Either way, if you want to get the most bang for your buck, you need to prepare the mixture ahead of time — up to 12 hours before you plan to use it on your hair. This allows plenty of time for the dye to release.
To prepare your henna mixture, first pour the powder into a medium-sized bowl. I used about 2.25 oz. of powder for my bra-strap-length hair.
Slowly add water and/or lemon juice to the powder until it forms a smooth paste. Lemon juice helps to release the dye from the powder.
Then cover it, and let it sit for a few hours.
When you’re ready to apply the henna, add a bit more water if needed until it’s nice and smooth.
3. Apply the Henna
In researching how best to apply henna to my hair, I discovered plenty of horror stories about henna-covered bathrooms. To avoid the worst of it, I followed a few simple steps.
First, I made sure that my henna mixture was smooth, not crumbly, so it wouldn’t fling everywhere while I applied it.
Second, I grabbed some disposable gloves to protect my hands and nails.
Third, I got a couple plastic bags to cover my hair after applying the henna. You can also use plastic wrap, the clingy kind.

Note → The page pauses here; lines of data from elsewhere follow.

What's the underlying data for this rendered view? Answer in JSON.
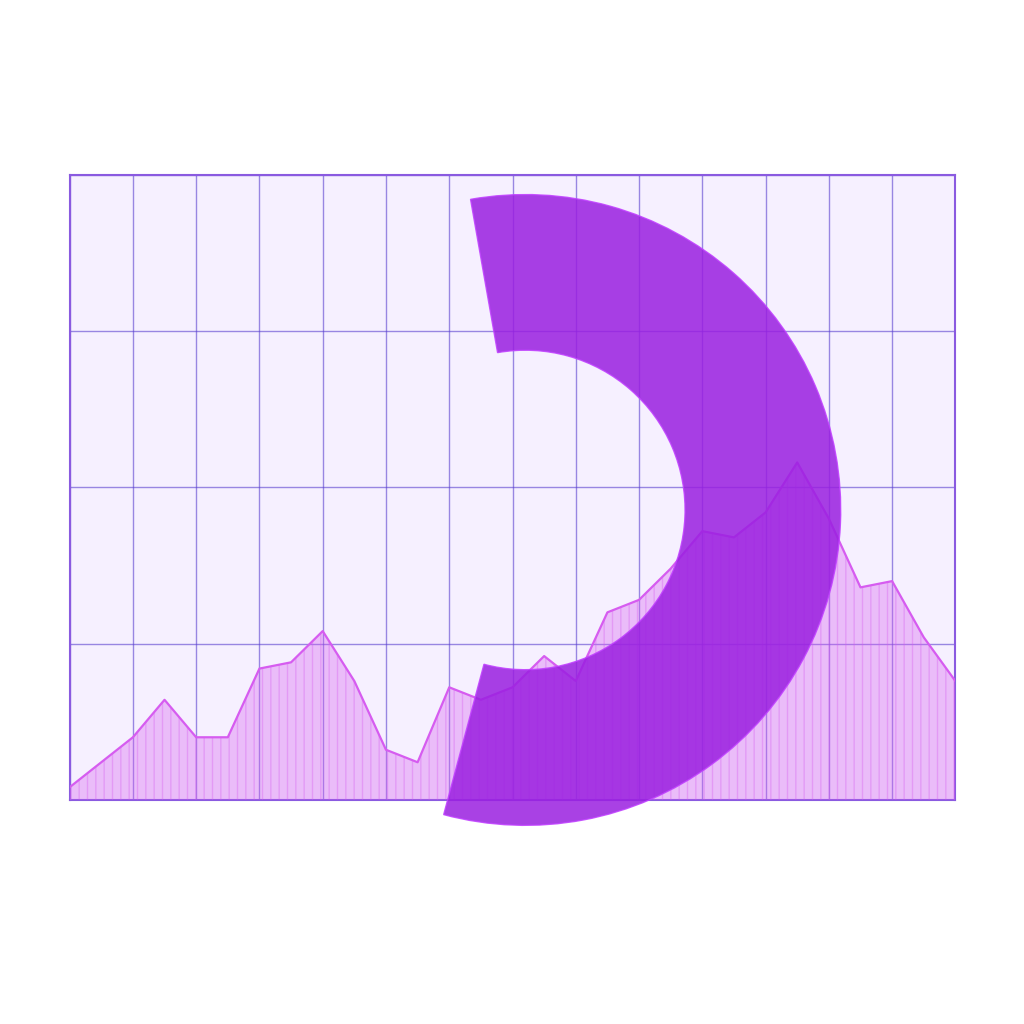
{
  "chart_data": {
    "type": "area",
    "x": [
      0,
      1,
      2,
      3,
      4,
      5,
      6,
      7,
      8,
      9,
      10,
      11,
      12,
      13,
      14,
      15,
      16,
      17,
      18,
      19,
      20,
      21,
      22,
      23,
      24,
      25,
      26,
      27,
      28
    ],
    "values": [
      2,
      6,
      10,
      16,
      10,
      10,
      21,
      22,
      27,
      19,
      8,
      6,
      18,
      16,
      18,
      23,
      19,
      30,
      32,
      37,
      43,
      42,
      46,
      54,
      45,
      34,
      35,
      26,
      19
    ],
    "color": "#d65cf0",
    "xlim": [
      0,
      28
    ],
    "ylim": [
      0,
      100
    ],
    "xticks": [
      0,
      2,
      4,
      6,
      8,
      10,
      12,
      14,
      16,
      18,
      20,
      22,
      24,
      26,
      28
    ],
    "yticks": [
      0,
      25,
      50,
      75,
      100
    ],
    "grid": true,
    "tick_labels": false
  }
}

Finally, I removed the rugs from my bathroom to avoid staining them. Some people advise sitting in the bathtub to apply henna so as to contain the mess, but I needed to be able to look in the mirror while applying, so I did it over my sink.
OK, application time! My henna came with an applicator brush, but I didn’t use it even once. I just grabbed globs of henna with my hands and applied it from root to tip.
I divided by hair into quarters and worked section by section to make it easier to keep track. Because henna is thick and not very slippery, it makes your hair harder to detangle, so it’s best to work with already detangled hair.
When each section was done, I twisted it into a bun (or a Bantu knot) to get it out of the way.
After I finished my entire head, I removed my gloves and tied the plastic bag onto my head. Then I put a satin bonnet on top, because walking around with a plastic bag on my head felt strange.
Now, time to wait.
4. Wait a Few Hours
Next, you just pour a glass of wine and turn on the TV and relax while you wait. The longer you leave the henna on your hair, the brighter the color will be. Some folks leave it on overnight to get the brightest color possible. You should aim for at least two hours to make sure that the henna shows up.
I have dark hair, so I wanted to leave it on for a while, but there’s no way I was going to sleep with a plastic bag on my head. It was hard to even relax and watch TV with a plastic bag on my head. In the end, I lasted only three hours.
5. Rinse Thoroughly
Last step! I removed the plastic bag and rinsed the henna out of my hair — still wearing gloves, just in case.
Henna is thick and can be difficult to wash out completely. You’ll probably need to do a full shampoo and rinse.
My hair isn’t styled in the “after” photos, mind you, but that has nothing to do with the henna, and everything to do with me being lazy.
After I rinsed the henna out, it was difficult to tell whether it had worked or not. It was already nighttime, and I couldn’t see much difference in my hair.
When I woke up, the towel I’d slept on was a bit reddish — something to keep in mind if you, too, have white pillows.
In the light of morning, I saw the actual results.
My hair had a red sheen to it, especially in the sun. It’s subtle, but definitely noticeable, which I like! I didn’t want drastic color, nor did I expect it on my dark brown hair. The henna gave me a subtle red glow.
My first two experiences with henna left much to be desired, but I’d call henna round three a smashing success. And since I used only half of a $2.50 box, it’s ridiculously affordable. The process was a little cumbersome, but it’ll be easy to maintain now. The color should last for a few months, and in the meantime, all I’ll have to do is touch up my roots.
Overall, I found henna to be a great natural dye. I recommend it!